Capri Cafaro continues to self-finance her political campaign.
By DAVID SKOLNICK
VINDICATOR POLITICS WRITER
YOUNGSTOWN -- She doesn't hold a congressional seat and can't run for one until next year, but Capri Cafaro's political campaign spent more money during the first three months of this year than any U.S. House member who represents the Mahoning and Shenango valleys.
Through March 31, Cafaro, a millionaire shopping heiress, spent $91,314 as she prepares for a 2006 rematch with U.S. Rep. Steven C. LaTourette, a Concord Republican who represents the 14th Congressional District.
Cafaro's most recent report filed with the Federal Election Commission for the first quarter shows she loaned $94,551 to her campaign preparing for the 2006 election, or 97 percent of her campaign's total revenue during that period.
Most of that money went to media and field consulting, for legal and accounting services, and to pay the salaries of 11 campaign staff members.
Cafaro had $7,630 on hand as of March 31. A Liberty native, she lists a Chagrin Falls address on her most recent FEC financial report.
LaTourette beat Cafaro, a Democrat, by a nearly 2-to-1 margin in last year's general election, the most expensive U.S. House race in Ohio.
During that campaign, Cafaro raised $1.98 million, including $1.74 million of her own money, spending nearly all of it. She also accumulated $2.05 million in debt, about half of it owed to herself.
LaTourette PAC money
LaTourette spent $2.35 million on his 2004 campaign. As he did during his previous five congressional runs, LaTourette didn't contribute any of his own money to last year's race.
During this year's first quarter, LaTourette raised $69,889, with $60,375 coming from 41 political action committees.
He spent $25,145 in the quarter, and had $57,672 in his war chest as of March 31, which includes money he raised but didn't spend during last year's race.
The 14th District includes all or parts of seven counties, including seven northern townships in Trumbull County.
U.S. Rep.
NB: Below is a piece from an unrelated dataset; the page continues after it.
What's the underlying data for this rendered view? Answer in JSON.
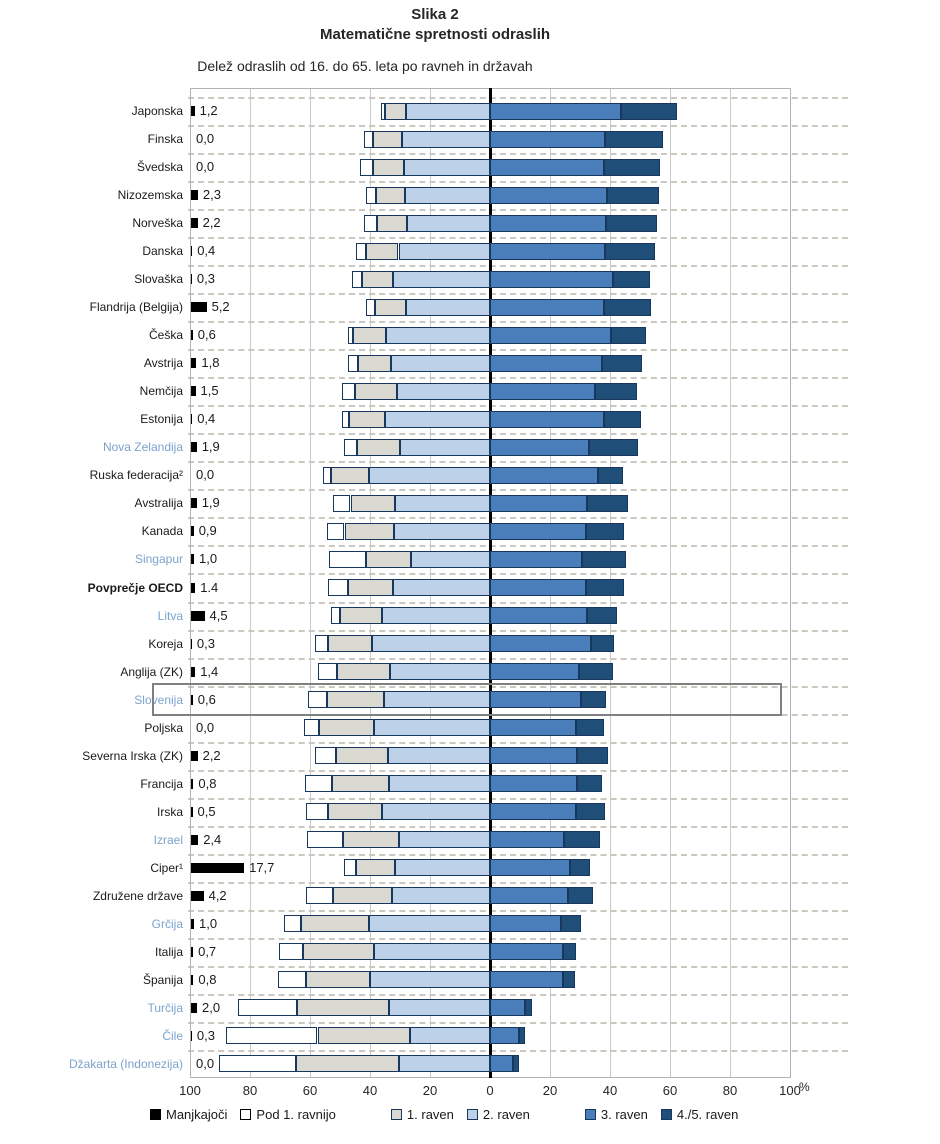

Tim Ryan of Niles, D-17th, raised $89,946 during the first three months of the year, and spent $62,985. Of the money Ryan raised, $52,946 came from individuals, and the rest from PACs.
Nearly all of the money given by individuals are prominent businessmen in the Mahoning Valley including Sam A. Covelli, Covelli Corp. president; lawyer Michael Harshman; Thomas M. Humphries, president of the Youngstown/Warren Regional Chamber; Kevin McGuire, owner of MVI Homecare; Bruce Zoldan, B.J. Alan Co. president; and former Mahoning County Commissioner Edward Reese, owner of EDAN Management.
Ryan's major expenses were $21,848 to Fraioli and Associates, a Washington, D.C., company that serves as his campaign treasurer and fund-raising consultant; $9,028 to McMenamy's, a Niles company for catering services; $5,599 to the Washington Court Hotel in D.C. for catering; and $4,500 to Philip P. Guerra of Niles for accounting services.
The 17th District includes portions of Mahoning, Trumbull, Portage and Summit counties.
U.S. Rep. Ted Strickland of Lisbon, D-6th, had a relatively quiet first quarter. He raised $23,487, nearly all from PACs, and spent $11,657.
Strickland ran against only a write-in during last year's election, and because of a large carryover from 2004, his campaign coffers as of March 31 hold $456,041. That is the most among any member of Congress who represents the two valleys.
Strickland's 12-county district includes all of Columbiana and a portion of Mahoning.
In Pennsylvania, U.S. Rep. Melissa Hart of Bradford Woods, R-4th, raised $118,444, slightly more from PACs than individuals, during the first quarter. She spent $79,668 during that time. She represents portions of Mercer and Lawrence counties.
U.S. Rep. Phil English of Erie, R-3rd, raised $121,548, mostly from PACs, during the first quarter, spending $55,212. His district includes a portion of Mercer County.